Array of structs construction

Era Scarecrow rtcvb32 at yahoo.com
Fri Oct 19 20:49:13 PDT 2012


On Saturday, 20 October 2012 at 01:06:57 UTC, bearophile wrote:
> I'd like to write code like this (the constructors of the 
> structs must take 1 argument):
>
> // some imports here
> void main() {
>     BigInt[] data1 = [5, 6, 9];
>     Ranged!(int,5,10)[] data2 = [5, 6, 9];
>     Nibble[] data3 = [1, 2, 15]; // Nibble.sizeof == 1
>     alias Typedef!int Mint;
>     Mint[] data4 = [5, 6, 9];
> }
>
>
> Do you like this feature?
>
> Currently in D you write this, it's not handy if you have many 
> items:
>
> // some imports here
> void main() {
>     auto data1 = [BigInt(5), BigInt(6), BigInt(9)];
>     alias Ranged!(int,5,10) R; // a short name
>     auto data2 = [R(5), R(6), R(9)];
>     auto data3 = [Nibble(1), Nibble(2), Nibble(15)];
>     alias Typedef!int Mint;
>     Mint[] data4 = [Mint(5), Mint(6), Mint(9)];
> }

  Only way i can see this working simply, is if it's auto, at 
least one of the items have to specify it's full type and the 
rest can be ignored. Also it must have a constructor that takes 
that one type of argument. So..

//50 & 100 aren't BigInt, but can be constructed to be one..
  auto bignums = [BigInt(25), 50, 100];

  As for above arrays where the type is known, I can't see a 
reason why it can't work.

  In a large array of static data I've had to make shortcut names 
for several structs in order to keep it readable and 
programmable. This may help in some cases, or perhaps all of them.

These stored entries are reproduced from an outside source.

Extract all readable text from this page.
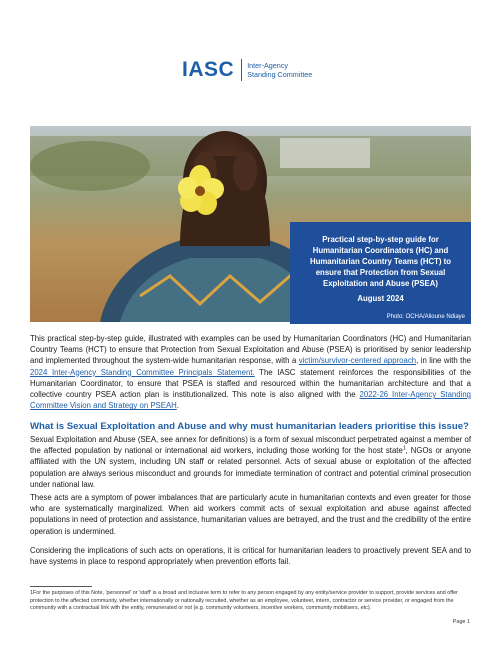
IASC Inter-Agency
Standing Committee
Practical step-by-step guide for Humanitarian Coordinators (HC) and Humanitarian Country Teams (HCT) to ensure that Protection from Sexual Exploitation and Abuse (PSEA)
August 2024
Photo: OCHA/Alioune Ndiaye
This practical step-by-step guide, illustrated with examples can be used by Humanitarian Coordinators (HC) and Humanitarian Country Teams (HCT) to ensure that Protection from Sexual Exploitation and Abuse (PSEA) is prioritised by senior leadership and implemented throughout the system-wide humanitarian response, with a victim/survivor-centered approach, in line with the 2024 Inter-Agency Standing Committee Principals Statement. The IASC statement reinforces the responsibilities of the Humanitarian Coordinator, to ensure that PSEA is staffed and resourced within the humanitarian architecture and that a collective country PSEA action plan is institutionalized. This note is also aligned with the 2022-26 Inter-Agency Standing Committee Vision and Strategy on PSEAH.
What is Sexual Exploitation and Abuse and why must humanitarian leaders prioritise this issue?
Sexual Exploitation and Abuse (SEA, see annex for definitions) is a form of sexual misconduct perpetrated against a member of the affected population by national or international aid workers, including those working for the host state$^1$, NGOs or anyone affiliated with the UN system, including UN staff or related personnel. Acts of sexual abuse or exploitation of the affected population are always serious misconduct and grounds for immediate termination of contract and potential criminal prosecution under national law.
These acts are a symptom of power imbalances that are particularly acute in humanitarian contexts and even greater for those who are systematically marginalized. When aid workers commit acts of sexual exploitation and abuse against affected populations in need of protection and assistance, humanitarian values are betrayed, and the trust and the credibility of the entire operation is undermined.
Considering the implications of such acts on operations, it is critical for humanitarian leaders to proactively prevent SEA and to have systems in place to respond appropriately when prevention efforts fail.
1For the purposes of this Note, 'personnel' or 'staff' is a broad and inclusive term to refer to any person engaged by any entity/service provider to support, provide services and offer protection to the affected community, whether internationally or nationally recruited, whether as an employee, volunteer, intern, contractor or service provider, or engaged from the community with a contractual link with the entity, remunerated or not (e.g. community volunteers, incentive workers, community mobilisers, etc).
Page 1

  Course this also means if a structure is being initialized then 
perhaps it can be extended. Like the above, except...

  struct S {
    int x,y;
    BigInt z;
  }

  S s = {1,2,3}; //3 converted if BigInt has a constructor for int

//if that's illegal, then you'd do this to make it work instead,
//which seems... unnecessary.
  struct S {
    int x,y;
    BigInt[1] z;
  }

  S s = {1,2,[3]};


  The downside is if there's memory allocation or heavy work that 
can't be done at compile-time then there may be more complex 
issues trying to optimize something. Makes it sorta mixed.